Given that these excerpts from his third essay represent the first time Kevin regarded Charles as successfully engaging with the readings, we would argue that this linkage to a practice from his early years as a journalist at New Expression made a significant contribution to Charles’s success on the essay and toward his proficiency with the kinds of literate practices privileged in the academy. Charles produced a successful text, but as Wertsch (1998) would argue, it is necessary to see this success as one afforded by Charles-acting-with-mediational-means, particularly acting-with-statistics.
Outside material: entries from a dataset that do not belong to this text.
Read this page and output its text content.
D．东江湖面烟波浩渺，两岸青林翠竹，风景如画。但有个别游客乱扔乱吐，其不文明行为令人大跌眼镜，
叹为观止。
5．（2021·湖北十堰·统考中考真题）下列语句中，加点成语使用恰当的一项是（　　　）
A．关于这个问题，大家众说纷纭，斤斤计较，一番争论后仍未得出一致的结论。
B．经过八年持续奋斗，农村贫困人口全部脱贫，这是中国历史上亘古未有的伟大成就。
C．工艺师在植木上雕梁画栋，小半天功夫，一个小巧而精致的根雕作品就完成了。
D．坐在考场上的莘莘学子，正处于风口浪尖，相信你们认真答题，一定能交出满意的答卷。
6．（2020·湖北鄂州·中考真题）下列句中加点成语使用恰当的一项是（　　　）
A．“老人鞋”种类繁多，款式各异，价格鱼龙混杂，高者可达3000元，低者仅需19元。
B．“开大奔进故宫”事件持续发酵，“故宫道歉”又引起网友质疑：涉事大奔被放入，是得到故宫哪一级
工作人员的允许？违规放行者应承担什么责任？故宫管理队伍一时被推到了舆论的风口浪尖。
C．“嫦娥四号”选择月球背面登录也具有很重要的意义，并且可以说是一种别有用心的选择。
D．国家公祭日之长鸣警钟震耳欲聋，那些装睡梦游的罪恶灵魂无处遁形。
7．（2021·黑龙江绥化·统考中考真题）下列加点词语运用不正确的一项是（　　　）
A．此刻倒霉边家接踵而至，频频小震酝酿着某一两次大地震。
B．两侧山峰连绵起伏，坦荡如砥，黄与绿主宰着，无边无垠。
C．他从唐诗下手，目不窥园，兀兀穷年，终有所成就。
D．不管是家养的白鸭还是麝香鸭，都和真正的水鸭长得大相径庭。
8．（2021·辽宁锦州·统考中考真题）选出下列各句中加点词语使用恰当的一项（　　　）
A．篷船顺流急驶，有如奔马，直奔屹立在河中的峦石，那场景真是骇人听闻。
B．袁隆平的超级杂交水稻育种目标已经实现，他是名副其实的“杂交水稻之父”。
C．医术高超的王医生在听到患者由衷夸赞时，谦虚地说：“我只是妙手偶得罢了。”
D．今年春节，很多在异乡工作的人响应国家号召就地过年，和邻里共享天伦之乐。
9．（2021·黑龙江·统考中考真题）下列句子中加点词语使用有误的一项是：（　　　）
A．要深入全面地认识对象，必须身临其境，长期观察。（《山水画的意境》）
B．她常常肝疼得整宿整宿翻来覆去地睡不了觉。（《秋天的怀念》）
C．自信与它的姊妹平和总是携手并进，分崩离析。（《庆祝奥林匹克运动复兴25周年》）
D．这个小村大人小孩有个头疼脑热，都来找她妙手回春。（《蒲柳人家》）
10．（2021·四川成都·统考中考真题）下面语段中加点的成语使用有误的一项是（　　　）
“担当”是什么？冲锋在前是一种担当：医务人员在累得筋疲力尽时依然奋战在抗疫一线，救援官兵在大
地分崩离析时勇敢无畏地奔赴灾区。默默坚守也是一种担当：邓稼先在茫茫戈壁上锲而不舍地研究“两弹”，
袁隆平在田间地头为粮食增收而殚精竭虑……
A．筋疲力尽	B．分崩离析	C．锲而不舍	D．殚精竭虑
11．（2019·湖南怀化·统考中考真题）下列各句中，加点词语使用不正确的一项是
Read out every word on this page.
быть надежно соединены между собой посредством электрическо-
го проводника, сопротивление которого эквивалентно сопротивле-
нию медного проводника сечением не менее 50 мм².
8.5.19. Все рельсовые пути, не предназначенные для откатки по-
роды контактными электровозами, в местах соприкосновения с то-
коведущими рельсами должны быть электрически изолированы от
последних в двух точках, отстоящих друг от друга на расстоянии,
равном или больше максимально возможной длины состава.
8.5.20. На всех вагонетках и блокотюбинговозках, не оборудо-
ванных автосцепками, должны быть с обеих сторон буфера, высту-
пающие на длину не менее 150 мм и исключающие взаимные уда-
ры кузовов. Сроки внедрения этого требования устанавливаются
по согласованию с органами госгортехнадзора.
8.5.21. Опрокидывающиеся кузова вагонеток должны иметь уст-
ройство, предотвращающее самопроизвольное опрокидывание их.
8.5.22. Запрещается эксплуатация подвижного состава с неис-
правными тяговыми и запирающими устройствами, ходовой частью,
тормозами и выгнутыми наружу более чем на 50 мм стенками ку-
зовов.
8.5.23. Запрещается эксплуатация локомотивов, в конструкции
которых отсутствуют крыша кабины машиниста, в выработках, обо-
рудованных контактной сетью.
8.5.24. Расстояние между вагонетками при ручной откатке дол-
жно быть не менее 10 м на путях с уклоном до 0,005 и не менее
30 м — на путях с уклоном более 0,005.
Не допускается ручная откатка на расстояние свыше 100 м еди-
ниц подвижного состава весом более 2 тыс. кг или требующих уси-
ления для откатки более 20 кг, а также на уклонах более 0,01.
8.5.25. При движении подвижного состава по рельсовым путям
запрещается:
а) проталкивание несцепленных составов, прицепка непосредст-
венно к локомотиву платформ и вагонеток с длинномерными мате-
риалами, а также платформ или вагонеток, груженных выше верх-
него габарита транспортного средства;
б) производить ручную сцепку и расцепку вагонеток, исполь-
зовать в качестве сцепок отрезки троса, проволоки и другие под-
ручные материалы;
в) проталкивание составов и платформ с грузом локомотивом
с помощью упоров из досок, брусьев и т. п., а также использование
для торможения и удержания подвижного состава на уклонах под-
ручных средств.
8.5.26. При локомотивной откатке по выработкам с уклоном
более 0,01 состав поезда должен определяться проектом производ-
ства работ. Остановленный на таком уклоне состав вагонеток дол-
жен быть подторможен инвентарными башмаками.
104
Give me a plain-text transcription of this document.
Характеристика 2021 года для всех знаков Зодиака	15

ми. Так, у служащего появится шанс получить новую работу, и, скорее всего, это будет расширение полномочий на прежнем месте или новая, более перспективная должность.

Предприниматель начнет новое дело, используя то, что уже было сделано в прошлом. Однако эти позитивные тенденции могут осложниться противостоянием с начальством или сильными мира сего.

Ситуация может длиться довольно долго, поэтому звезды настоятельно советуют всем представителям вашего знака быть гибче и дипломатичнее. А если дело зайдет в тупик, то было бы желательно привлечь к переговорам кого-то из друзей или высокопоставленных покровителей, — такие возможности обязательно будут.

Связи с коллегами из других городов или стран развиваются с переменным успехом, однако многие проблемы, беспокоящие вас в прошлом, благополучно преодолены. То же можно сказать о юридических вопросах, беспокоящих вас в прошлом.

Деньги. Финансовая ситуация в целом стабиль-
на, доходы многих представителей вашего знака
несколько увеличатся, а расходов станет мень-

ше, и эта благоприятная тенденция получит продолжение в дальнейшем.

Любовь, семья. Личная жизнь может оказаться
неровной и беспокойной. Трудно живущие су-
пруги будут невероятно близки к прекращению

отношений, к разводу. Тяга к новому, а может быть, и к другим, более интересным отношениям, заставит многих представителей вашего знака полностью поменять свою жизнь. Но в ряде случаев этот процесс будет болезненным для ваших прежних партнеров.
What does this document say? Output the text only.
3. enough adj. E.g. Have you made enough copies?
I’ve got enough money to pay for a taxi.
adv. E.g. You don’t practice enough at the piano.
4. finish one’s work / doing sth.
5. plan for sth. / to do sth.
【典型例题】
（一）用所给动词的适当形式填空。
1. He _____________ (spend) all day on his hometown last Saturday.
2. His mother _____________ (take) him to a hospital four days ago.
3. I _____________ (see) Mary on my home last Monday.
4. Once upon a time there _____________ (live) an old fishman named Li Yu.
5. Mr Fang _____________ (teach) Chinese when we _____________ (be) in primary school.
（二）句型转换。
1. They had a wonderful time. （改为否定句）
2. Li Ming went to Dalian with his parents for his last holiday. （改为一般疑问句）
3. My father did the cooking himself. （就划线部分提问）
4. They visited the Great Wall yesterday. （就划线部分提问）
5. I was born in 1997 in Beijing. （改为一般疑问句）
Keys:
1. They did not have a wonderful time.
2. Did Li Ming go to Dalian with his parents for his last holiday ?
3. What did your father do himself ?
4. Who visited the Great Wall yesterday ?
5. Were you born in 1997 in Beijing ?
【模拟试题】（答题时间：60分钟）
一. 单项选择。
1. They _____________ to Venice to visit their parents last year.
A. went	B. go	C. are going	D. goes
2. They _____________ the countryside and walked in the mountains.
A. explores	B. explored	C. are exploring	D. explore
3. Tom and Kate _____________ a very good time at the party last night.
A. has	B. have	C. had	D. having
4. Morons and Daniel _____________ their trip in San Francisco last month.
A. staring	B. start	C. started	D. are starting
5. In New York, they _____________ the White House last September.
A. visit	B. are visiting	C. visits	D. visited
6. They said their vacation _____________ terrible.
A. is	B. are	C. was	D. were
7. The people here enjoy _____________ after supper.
In terms of incorporating sources, and his writing in general, Charles still had a great deal of work at this point in the semester, as the above excerpts from his paper attest: developing a more nuanced sense of parenthetical documentation, learning to explain his ideas further and more effectively, and learning to edit his own prose (at New Expression, he had often relied on an extensive editorial process which included multiple reviews and revisions). Still, the connection Charles sensed between his vernacular journalism and the use of sources in this essay is a critical one, especially since the rest of the papers for the course (and for the later courses he would take throughout the undergraduate curriculum) tended to emphasize the use of material from outside sources for support. That Charles was able to incorporate non-statistical material from sources into his final paper for Rhetoric 101-100 (and for papers in later courses, as we will see in the following narrative) suggests that this linkage served to self-scaffold (Kamberelis, 2001) his ability to do so.